ヴェルミーナがクラウディア様の元に遊びに来た時は一緒にお茶をしたりしていた。

 クラウディア様は私が冤罪で処刑が決まった時も『アイリーンがそんなことをするわけがない。せめて陛下が戻られるまで処刑はまって欲しい』と何度も王太子殿下に面会を申し込んでくれたが門前払いをされたと聞いた。

 回復魔法をしながらふとヴェルミーナの顔を見た。

 ヴェルミーナは私を見つめ涙を流している。

「アイリーン様なのですね?」

「ヴェル……」

「やっぱりそうですわ。昔、かけていただいた回復魔法と同じエネルギーですわ」

 ヴェルミーナは私に抱きついて涙を流している。

 少し落ち着いたのか、顔を上げた。

「転生したのですか?」

「ええ。でも、転生を信じているの?」

「はい。神が復活させると申しておられました」

 神が復活させる? 私を? ヴェルミーナは話を続ける。

「あんな形でアイリーン様を失って神もお怒りでしたもの。アイリーン様が処刑されたあとからあの国は王太子と聖女が処刑されるまで雨が降り止まなかったのです。雨が上がった時、空には虹が出て、必ずアイリーンを復活させるという神託が枢機卿の元に降りたそうです。私達は皆それを楽しみにしておりました」

 王太子殿下と聖女は処刑されたの? 

「アイリーン様、あの後の事はご存知ですか?」

 ヴェルミーナは悪い笑い顔だ。

「あの後? 知らないわ。

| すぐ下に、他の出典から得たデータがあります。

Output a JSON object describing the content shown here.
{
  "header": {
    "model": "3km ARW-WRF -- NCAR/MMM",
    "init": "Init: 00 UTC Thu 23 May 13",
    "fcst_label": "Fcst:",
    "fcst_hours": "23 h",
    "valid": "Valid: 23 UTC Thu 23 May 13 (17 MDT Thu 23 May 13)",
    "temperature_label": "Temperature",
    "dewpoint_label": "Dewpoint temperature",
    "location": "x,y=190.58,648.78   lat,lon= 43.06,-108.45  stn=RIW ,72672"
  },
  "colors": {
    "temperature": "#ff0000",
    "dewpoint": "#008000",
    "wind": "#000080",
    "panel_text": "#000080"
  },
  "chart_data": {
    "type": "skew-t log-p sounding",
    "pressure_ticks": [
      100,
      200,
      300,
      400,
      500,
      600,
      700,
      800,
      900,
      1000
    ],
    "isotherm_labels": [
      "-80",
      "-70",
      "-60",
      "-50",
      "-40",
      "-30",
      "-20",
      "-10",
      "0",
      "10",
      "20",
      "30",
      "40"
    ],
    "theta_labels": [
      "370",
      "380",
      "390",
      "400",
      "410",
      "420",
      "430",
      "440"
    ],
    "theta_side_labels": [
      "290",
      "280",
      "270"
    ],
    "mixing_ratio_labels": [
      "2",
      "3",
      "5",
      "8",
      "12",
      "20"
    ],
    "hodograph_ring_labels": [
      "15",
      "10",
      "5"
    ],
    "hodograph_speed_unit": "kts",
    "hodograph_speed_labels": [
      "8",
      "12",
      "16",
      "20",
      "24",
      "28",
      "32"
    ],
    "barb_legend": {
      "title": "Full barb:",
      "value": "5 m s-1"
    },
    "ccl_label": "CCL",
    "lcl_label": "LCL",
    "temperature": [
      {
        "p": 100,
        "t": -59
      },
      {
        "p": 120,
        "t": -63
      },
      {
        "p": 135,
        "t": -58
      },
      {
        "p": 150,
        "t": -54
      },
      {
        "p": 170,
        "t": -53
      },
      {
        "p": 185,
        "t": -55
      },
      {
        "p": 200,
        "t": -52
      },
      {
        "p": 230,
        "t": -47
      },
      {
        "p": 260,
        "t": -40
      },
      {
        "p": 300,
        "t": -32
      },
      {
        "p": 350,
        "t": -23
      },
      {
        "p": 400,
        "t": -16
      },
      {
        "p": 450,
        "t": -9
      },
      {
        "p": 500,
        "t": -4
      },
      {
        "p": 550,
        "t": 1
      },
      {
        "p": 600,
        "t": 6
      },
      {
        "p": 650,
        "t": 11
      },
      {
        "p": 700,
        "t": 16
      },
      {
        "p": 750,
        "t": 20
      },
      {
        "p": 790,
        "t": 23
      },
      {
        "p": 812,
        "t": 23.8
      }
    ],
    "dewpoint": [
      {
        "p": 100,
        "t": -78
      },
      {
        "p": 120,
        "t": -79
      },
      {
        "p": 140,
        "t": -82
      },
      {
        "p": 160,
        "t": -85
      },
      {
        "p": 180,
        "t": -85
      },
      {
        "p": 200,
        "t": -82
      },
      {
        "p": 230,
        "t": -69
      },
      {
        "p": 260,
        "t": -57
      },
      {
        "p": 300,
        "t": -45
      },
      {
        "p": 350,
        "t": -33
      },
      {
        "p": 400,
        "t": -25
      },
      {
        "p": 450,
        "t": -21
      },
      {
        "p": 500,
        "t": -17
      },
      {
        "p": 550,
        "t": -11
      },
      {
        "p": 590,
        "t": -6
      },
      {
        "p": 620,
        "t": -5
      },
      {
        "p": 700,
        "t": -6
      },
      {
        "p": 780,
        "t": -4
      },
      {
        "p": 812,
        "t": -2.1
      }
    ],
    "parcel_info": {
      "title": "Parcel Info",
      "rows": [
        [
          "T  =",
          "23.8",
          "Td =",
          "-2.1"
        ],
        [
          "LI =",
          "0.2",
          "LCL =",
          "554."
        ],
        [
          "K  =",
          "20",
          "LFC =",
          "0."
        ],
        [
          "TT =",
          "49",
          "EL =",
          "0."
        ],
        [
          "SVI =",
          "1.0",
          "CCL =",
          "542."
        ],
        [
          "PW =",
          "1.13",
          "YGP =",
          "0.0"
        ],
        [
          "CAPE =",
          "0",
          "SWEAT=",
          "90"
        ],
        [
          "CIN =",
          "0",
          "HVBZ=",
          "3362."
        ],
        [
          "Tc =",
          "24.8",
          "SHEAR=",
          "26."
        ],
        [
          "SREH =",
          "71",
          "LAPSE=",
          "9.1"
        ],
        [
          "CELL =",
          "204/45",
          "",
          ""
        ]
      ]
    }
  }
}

あの国はあの王太子殿下とあの聖女が結婚して……まともに政ができる訳ないと思っていたけれど処刑されていたのね」

「はい。陛下の留守中に勝手に冤罪でアイリーン様を処刑したせいで、アイリーン様を実の娘のように可愛がっていた国王も王妃様も怒り狂い、ひとり息子であった王太子殿下を廃嫡にし、王弟であった私の義兄が次の国王になりました。あの聖女はあまりにも貪欲で邪な性格だったようです。自分の欲を満たす為に、邪魔だったアイリーン様に無実の罪を着せ、処刑させたので神が怒り聖女の力を取り上げてしまったそうです。あの聖女に誑かされ、悪事に加担した貴族の男達は皆、平民に落とされました。そして、王太子殿下と聖女はアイリーン様を陥れ殺害した罪で処刑されました。それ以来、真の聖女はアイリーン様であったと、あの国ではアイリーン様の像を作り、聖女アイリーン像として皆の心の支えになっておりますのよ」

 ふふふと笑うヴェルミーナの話に私はびっくりしてしまった。

「この年になって再びアイリーン様にお会いできるなんて、神に感謝しなければなりませんわね。ワーグナー家の令嬢と姉の息子が結婚して、今はあの国の国王と王妃になっていますのよ」

 弟の娘なのだろうか? まぁ、丸く治って良かった。
 あの王太子殿下と聖女が国王と王妃になっていたら国は崩壊していただろう。

「アイリ殿、お祖母様、転生とはどういうことだ?」
 ジークヴァルトが目を丸くしたままで私達を見ている。

 ジークヴァルトのことをすっかり忘れていた。

 私はアイリ・ワーグナーの時代の話と岩倉愛莉になってからの話をジークヴァルトに話した。

 ここでヴェルミーナと会うことも神の采配なのだろうか。